I cried in the doctor’s office today. I just couldn’t help myself. After seeing my son’s face under the UV lights and hearing about the threat of the spreading depigmentation, I cried. I didn’t want to, oh how I didn’t want to cry. My child was there, so was the doctor, and another doctor and another nurse or helper. They were all understanding and kind, but I just couldn’t help it.
I’ve been fighting tears for the rest of the day. There is no safe place for me to really cry. I don’t know who else would understand.
I figuratively shook my fist at God. “Why does this one child have to have so many things wrong?” I asked. “Why, why him?” And then I thought of myself… the burdens seem to be multiplying and I asked God why so much is being heaped up on me? “Why” is the quintessential question that each one of us asks when pain or hardship or suffering comes our way, and I simultaneously wanted to ask and not to ask, but today– I did ask, not expecting an answer, but needing to cry out.
The entire morning in children’s hospital, though, I noticed something I had not seen before. This particular day I had seen at least 10 different children in wheelchairs, being pushed by parents or caretakers. The degree of disability varied, but many of these kids could neither speak, nor walk or both. Some of them had brilliant minds, trapped under their dysfunctional bodies. Some of them had underdeveloped minds. I was wondering– was there a special pediatric neurological clinic scheduled today? A special conference? Why so many today?

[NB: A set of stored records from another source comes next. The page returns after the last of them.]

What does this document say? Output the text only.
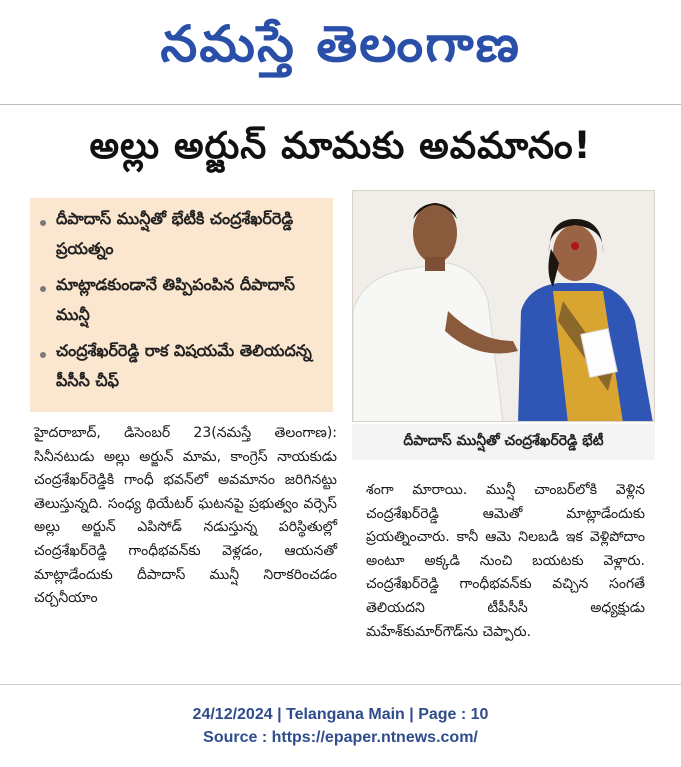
నమస్తే తెలంగాణ
అల్లు అర్జున్ మామకు అవమానం!
దీపాదాస్ మున్షీతో భేటీకి చంద్రశేఖర్‌రెడ్డి ప్రయత్నం
మాట్లాడకుండానే తిప్పిపంపిన దీపాదాస్ మున్షీ
చంద్రశేఖర్‌రెడ్డి రాక విషయమే తెలియదన్న పీసీసీ చీఫ్
దీపాదాస్ మున్షీతో చంద్రశేఖర్‌రెడ్డి భేటీ
హైదరాబాద్, డిసెంబర్ 23(నమస్తే తెలంగాణ): సినీనటుడు అల్లు అర్జున్ మామ, కాంగ్రెస్ నాయకుడు చంద్రశేఖర్‌రెడ్డికి గాంధీ భవన్‌లో అవమానం జరిగినట్టు తెలుస్తున్నది. సంధ్య థియేటర్ ఘటనపై ప్రభుత్వం వర్సెస్ అల్లు అర్జున్ ఎపిసోడ్ నడుస్తున్న పరిస్థితుల్లో చంద్రశేఖర్‌రెడ్డి గాంధీభవన్‌కు వెళ్లడం, ఆయనతో మాట్లాడేందుకు దీపాదాస్ మున్షీ నిరాకరించడం చర్చనీయాం
శంగా మారాయి. మున్షీ చాంబర్‌లోకి వెళ్లిన చంద్రశేఖర్‌రెడ్డి ఆమెతో మాట్లాడేందుకు ప్రయత్నించారు. కానీ ఆమె నిలబడి ఇక వెళ్లిపోదాం అంటూ అక్కడి నుంచి బయటకు వెళ్లారు. చంద్రశేఖర్‌రెడ్డి గాంధీభవన్‌కు వచ్చిన సంగతే తెలియదని టీపీసీసీ అధ్యక్షుడు మహేశ్‌కుమార్‌గౌడ్‌ను చెప్పారు.
24/12/2024 | Telangana Main | Page : 10
Source : https://epaper.ntnews.com/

I know God was gently reminding me how much worse it could be. At least my son can talk, walk, eat by himself, laugh, sing, jump, cry, crawl, tease, joke, read, write, think, reason, climb trees, run, swim… and he comes to me for hugs several times per day. The parents of those children will never have the joy of seeing their children do so many of these things. They don’ t get to hear their children’s voices. They don’t have the joy of receiving hugs. And those parents are ALWAYS on call. For the rest of their lives, they will be parents and caretakers of their special children. They won’t get to experience a true “empty nest”. And those sweet children will never have normal lives. Those children and parents have to get used to being stared at, and looked upon as different. They have to get used to our looks of compassion, sadness, and may I also admit– our selfishness when we think to ourselves — “I’m glad it’s not me and my child!” It’s true, I’ve thought it myself, maybe you have, too? How easily it can be any one of us, though, and I find myself searching for words, or even a look of friendliness that I can offer a stranger or a friend, and I come up empty. I just don’t know what to say. I feel that since I can’t truly understand their lives, and I can’t fully identify with their grief and loss, that I can’t offer anything that they haven’t already heard or already know. And that is another lesson I learned today. To squelch that could be hindering the words God wants that person to hear… the Holy Spirit uses us in spite of ourselves, and his strength is made perfect in our weakness (can I hear an Amen?!). I shouldn’t automatically presume I have nothing to say or to offer them; I can assume what a lonely journey it must be, and perhaps I should just be myself and not try to come up with anything profound to say.
And so here I am, with a child who is entirely functional, but with health issues that need to be dealt with. The long list of food allergies and asthma can’t be physically seen, but the vitiligo can, and it can be physically disfiguring and emotionally and psychologically damaging, if it continues to progress.
I can grieve, but I need wisdom on how to prepare my child. What if the medicine doesn’t work? How can I equip him? There will be pain, rejection, no doubt, but as a parent, I’m asking God to give me what I lack, to give me the wisdom I need, and to give me strength to help him. And I realize that, illness or no illness, these are lessons he needs anyway, for trials will most definitely come, if not in this form, then in another.
While this condition can be disfiguring and hence emotionally traumatic, his life can still be full. He has hope. HOPE! Hope, what a lovely four-letter word. A word that has stood out like a flashing marquee, from God—HOPE! This condition doesn’t have to define him. He’s not defined by any illness, what his skin looks like, or any other thing — but by who God made him to be– His beautiful child, created in His image, and loved deeply by Him. Take away our skins– and that is who we all are!
First Peter 5:7-8 says, “Humble yourselves, therefore, under God’s mighty hand, that he may lift you up in due time. Cast all your anxiety on him because he cares for you.” (NIV)
So God, I’m casting all my anxiety on you. All my cares. Ohhh, there are many. Your word promises—you will lift me up in due time, I’m kinda down right now, but your mighty hand is there. You care. Thank you, God! There is someone who cares, people!
My son asked me when the doctors left the room, “Why are you crying?” I had to explain it to him. “Because I just felt a little sad over your white spots. But it’s ok, you’re going to be fine, and I’m going to be fine, too.” And what I can also say is, “We have hope. This life won’t be perfect, our bodies won’t be perfect, no one is perfect, but we have a hope in something that is perfect, beautiful, eternal– God’s words, His promises, His love… and Him. And all will be well.”